ST and Soitec’s microelectronics factories are also upstream from the drinking water aquifer, and they too discharge polluting wastewater. In 2021 ST was using 21 tonnes of chemicals per year, a large proportion of which ended up in the effluent discharged into the Isère. Though the river has a high absorption and dispersal capacity, some 15kg of phosphorus, 120kg of ammoniacal nitrogen, 70kg of fluorides and 150kg of nitrogen (among other chemicals) were being discharged into it every day (6).
No independent monitoring
This pollution is likely to rise as ST’s output grows. Effluent discharge is not subject to independent monitoring, and ST is only required to report ‘core indicators’ which it ‘estimates are the most representative of its activities’ under the environmental responsibility principle set out in the EU’s Eco-Management and Audit Scheme (EMAS), which has shaped EU environmental declarations since 2001. So it’s impossible to know what quantities of other substances (tungsten, cobalt, titanium, tantalum etc) are discharged into the Isère. ST claims ‘effluent is treated in accordance with the regulations in force.’
ST insists it is working to increase the ratio of water it recycles, and local politicians we spoke to were sure of the company’s good faith. But the far-fetched ratios reported (40, 50 or even 60% recycled) are already at the inherent limits of the processes involved.

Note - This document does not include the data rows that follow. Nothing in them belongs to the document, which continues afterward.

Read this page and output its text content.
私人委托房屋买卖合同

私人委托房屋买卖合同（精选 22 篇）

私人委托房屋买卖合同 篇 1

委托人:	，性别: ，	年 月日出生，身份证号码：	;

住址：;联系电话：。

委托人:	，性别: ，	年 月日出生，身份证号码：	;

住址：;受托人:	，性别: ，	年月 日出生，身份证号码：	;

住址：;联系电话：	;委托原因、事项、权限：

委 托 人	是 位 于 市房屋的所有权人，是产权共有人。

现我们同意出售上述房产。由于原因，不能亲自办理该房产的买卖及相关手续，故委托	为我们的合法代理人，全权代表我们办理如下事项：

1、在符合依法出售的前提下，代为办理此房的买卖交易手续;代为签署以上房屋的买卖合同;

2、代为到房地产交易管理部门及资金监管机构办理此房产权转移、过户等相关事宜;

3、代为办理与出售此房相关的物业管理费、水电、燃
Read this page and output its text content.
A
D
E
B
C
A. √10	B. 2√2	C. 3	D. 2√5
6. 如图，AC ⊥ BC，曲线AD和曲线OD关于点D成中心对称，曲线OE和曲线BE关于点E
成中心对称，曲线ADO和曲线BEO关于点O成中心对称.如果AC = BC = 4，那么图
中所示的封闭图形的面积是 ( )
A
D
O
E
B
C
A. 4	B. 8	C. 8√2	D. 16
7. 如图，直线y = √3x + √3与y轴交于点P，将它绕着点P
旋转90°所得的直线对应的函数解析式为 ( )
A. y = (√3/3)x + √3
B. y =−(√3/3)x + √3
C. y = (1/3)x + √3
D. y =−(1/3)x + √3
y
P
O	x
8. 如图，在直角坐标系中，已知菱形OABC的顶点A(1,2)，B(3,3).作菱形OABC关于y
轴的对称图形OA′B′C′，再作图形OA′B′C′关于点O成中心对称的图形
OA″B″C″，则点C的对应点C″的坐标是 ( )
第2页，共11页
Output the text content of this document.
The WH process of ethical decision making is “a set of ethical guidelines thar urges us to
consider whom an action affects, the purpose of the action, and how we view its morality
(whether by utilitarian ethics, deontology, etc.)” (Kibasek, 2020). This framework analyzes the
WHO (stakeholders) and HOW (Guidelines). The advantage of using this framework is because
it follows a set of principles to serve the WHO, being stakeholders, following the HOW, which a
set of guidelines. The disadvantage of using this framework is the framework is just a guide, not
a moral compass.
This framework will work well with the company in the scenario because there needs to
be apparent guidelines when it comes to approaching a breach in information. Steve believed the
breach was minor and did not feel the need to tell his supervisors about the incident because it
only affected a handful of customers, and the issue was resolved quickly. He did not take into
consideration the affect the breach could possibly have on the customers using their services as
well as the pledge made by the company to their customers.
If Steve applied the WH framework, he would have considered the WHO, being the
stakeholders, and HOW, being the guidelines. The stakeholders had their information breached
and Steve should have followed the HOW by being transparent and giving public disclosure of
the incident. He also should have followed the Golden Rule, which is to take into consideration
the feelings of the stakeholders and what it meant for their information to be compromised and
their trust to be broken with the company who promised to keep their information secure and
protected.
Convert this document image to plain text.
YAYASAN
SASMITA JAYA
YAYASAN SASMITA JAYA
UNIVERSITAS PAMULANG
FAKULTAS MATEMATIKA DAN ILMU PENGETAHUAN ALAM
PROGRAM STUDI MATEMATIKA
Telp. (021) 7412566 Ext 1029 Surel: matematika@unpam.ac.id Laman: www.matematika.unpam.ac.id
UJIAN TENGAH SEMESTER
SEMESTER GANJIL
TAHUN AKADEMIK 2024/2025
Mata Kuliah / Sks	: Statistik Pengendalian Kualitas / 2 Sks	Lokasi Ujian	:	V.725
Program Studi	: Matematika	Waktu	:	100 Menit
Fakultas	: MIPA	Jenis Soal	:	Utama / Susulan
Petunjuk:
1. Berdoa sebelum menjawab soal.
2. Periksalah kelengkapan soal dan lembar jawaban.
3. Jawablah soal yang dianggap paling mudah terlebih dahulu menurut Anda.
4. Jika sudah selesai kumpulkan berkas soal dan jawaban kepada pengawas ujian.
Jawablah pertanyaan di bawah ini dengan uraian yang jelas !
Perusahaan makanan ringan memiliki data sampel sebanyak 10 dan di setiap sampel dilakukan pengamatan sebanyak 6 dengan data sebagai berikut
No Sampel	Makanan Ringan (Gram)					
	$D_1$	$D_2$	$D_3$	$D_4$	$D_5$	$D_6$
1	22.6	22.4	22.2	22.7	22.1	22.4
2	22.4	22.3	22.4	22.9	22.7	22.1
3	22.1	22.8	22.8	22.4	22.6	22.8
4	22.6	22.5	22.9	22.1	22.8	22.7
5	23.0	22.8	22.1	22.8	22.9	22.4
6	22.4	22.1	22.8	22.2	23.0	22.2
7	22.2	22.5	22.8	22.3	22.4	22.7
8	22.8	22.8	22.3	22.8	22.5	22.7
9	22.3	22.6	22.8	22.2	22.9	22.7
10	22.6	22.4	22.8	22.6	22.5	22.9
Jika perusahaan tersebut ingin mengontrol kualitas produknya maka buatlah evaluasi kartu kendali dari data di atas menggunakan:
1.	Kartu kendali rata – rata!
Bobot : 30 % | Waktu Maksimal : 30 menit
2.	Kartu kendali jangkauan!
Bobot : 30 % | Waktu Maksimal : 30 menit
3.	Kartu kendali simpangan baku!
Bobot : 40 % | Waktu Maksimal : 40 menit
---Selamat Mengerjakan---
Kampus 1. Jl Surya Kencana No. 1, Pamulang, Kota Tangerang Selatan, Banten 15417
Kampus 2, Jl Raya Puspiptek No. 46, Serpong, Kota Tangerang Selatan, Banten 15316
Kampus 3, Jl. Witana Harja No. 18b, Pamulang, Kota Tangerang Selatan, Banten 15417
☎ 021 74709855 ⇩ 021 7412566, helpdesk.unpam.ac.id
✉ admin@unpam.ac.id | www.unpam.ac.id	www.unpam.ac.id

Thanks to Grenoble’s excellent water quality, ST’s Crolles site has one of the world’s lowest water usages per wafer (1.7 cubic metres), but despite promises to boost recycling, ST wants to increase its water usage by 190% on 2021 levels. This February, the Auvergne-Rhône-Alpes regional environmental authority mission published a damning report on the site’s expansion, notably criticising the ‘many omissions’ in ST’s documentation: ‘The project itself is not described in sufficient detail, including the initial status of water usage, status of water resources, aqueous and atmospheric discharges … The documents don’t make it possible to gain an adequate grasp of the environmental impact’ (7).
Why is the state so indulgent towards industry? In L’Apocalypse Joyeuse (Seuil, 2012), historian Jean-Baptiste Fressoz explains how the 1810 imperial decree that forms the basis of France’s current regulations on industrial facilities set environmental standards that were favourable to business. Pollution control, which had been a matter for local police (with penalties including prison sentences in some cases), was now in the hands of a centralised administration that relied on experts.
The decree’s promoter Jean-Antoine Chaptal, a former chemical industrialist, summed up its advantages as follows: ‘Before [the decree] factories were basically at the mercy of concerned neighbours.’ After the decree, once an industry was established the government had a duty to protect it, and it was ‘no longer a matter of examining whether or not that industry was beneficial’. Today, all environmental regulations are reviewed by the High Council for Prevention of Technological Risks, largely made up of technocrats and industrialists.
If this form of reindustrialisation has any merit, it is to remind Western consumers of the very real harm caused by digitisation of the economy. Even so, most of the damage to the environment and human health caused by the semiconductor sector (from rare-earth metal mining to electronic waste) occurs in poor countries.